JS: There are two issues about infrastructure. One is that many kinds of infrastructure have such strong increasing returns to scale or network externalities that they are really naturally provided in a unified system. That can be true of a road network for example, where basically you want a unified structure which would, if it were in the private sector, tend to be a natural monopoly. So we’ve left most of road building in most of the world, not all of it, but most of it, to the public sector, and water, sewer systems in urban settings, a lot of the environmental management, safety of levees, as in New Orleans for example. Those are things that cannot be provided by the market inherently. Those are inherently about public good. But there’s another issue which I am concerned about on infrastructure. Even when the private sector can provide it, there are some kinds of infrastructure that we absolutely need to ensure is available for everybody and if it’s simply a matter of market pricing, the poorest of the poor will be priced out of the market and the results can be calamitous. An example of this is what happens when there is a not-very-thoughtful privatization of a water system and you end up having the poor excluded from access to the commercialized water. It can happen, certainly with other aspects of infrastructure as well, and the point that I suggest there is that we ensure a guaranteed access at least for minimum needs of individuals for that kind of private provision of infrastructure, whether it’s water or power. That guarantee should also be extended even to things that aren’t quite infrastructure, a bag of fertilizer for the poorest of the poor farmers and so on, for example, ensuring that basic needs can be met so that nobody gets trapped in extreme poverty and becomes vulnerable even to death from the extreme deprivation that they face.

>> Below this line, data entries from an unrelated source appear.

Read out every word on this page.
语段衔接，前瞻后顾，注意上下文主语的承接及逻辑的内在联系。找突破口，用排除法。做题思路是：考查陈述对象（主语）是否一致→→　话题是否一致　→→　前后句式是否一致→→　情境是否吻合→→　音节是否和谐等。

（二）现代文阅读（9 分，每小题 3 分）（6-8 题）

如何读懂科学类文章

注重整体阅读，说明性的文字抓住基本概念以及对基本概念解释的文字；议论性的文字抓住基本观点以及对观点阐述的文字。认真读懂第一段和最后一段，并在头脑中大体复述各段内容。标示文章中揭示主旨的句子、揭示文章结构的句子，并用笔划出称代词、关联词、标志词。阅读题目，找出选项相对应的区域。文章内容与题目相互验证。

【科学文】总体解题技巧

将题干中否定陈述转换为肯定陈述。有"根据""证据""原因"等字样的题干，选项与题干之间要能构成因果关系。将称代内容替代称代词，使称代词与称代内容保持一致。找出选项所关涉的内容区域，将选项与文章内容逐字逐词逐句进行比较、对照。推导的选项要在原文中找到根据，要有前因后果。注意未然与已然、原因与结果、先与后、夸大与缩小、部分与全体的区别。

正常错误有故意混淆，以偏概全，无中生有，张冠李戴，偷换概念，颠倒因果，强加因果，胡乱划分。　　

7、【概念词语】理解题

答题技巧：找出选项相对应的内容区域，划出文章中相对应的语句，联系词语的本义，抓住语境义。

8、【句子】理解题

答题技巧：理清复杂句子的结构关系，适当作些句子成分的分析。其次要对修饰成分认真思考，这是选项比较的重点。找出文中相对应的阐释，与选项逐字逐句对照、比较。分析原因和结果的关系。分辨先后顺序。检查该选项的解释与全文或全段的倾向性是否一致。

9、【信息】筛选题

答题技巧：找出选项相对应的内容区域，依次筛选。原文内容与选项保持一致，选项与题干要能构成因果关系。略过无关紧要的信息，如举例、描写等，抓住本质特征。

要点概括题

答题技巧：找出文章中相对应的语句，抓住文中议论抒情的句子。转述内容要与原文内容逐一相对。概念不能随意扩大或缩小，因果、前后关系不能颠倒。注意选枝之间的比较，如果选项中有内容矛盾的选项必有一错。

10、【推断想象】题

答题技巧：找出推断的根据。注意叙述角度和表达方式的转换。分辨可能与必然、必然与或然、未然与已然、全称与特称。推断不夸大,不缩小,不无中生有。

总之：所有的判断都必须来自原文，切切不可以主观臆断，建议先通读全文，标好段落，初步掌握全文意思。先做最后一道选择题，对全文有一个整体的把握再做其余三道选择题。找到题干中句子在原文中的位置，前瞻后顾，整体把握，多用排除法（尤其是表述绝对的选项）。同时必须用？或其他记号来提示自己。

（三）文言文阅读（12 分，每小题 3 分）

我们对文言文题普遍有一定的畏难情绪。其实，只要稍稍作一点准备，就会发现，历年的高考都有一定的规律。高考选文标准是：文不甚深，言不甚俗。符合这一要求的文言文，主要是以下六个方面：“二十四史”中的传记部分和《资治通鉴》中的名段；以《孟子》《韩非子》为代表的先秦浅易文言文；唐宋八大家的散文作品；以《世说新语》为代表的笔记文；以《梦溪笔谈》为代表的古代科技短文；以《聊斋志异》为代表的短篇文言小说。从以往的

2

IBJ: Is there a particular country where you’ve seen that example of people unable to get water?

JS: There have been many cases where water privatizations were followed by riots and a reversal of the privatization, such as in Bolivia. But there have been cases that had used what’s sometimes called a lifeline tariff, which means a pricing structure that guarantees at least a minimum amount of access for the poor. South Africa did this in a very clever way for power and water after the end of apartheid, when it took major efforts to expand the access to infrastructure in formally very poor areas. It was basically on a commercial basis but it ensured access for all of at least a minimum level of need.

IBJ: The industrialized world has is stuck with a tradition of having taken resources out of Africa? .How do you persuade the industrialized world to come in, stay and build markets?

JS: The important point is that the world has a tremendous stake — and I think that it’s more evident than ever — in ensuring that all parts of the world can share in the prosperity that is on average with us but still eludes major regions of the world. We’re facing all of the evidence of what happens when regions collapse from extreme poverty and environmental degradation, places like Afghanistan or the horn of Africa, obviously the devastation of their own living standards. But they become threats to the world as well, so we have to take an enlightened view of our own self-interest, understanding that greedy behaviour in the short term, trying to maximize the short-term take, leaves regions in acute distress that can really come back to haunt us. And I think that people are seeing the reality of that risk and they’re also seeing more and more the opportunities for positive approaches to help us meet our market desires but don’t do so in a way which destroys or undermines other parts of the world. We better learn that, that’s for sure, because these challenge the problems of resource scarcity, environmental degradation, climate change, water stress. They’re all going to get a lot worse in the future unless we learn how to manage them better.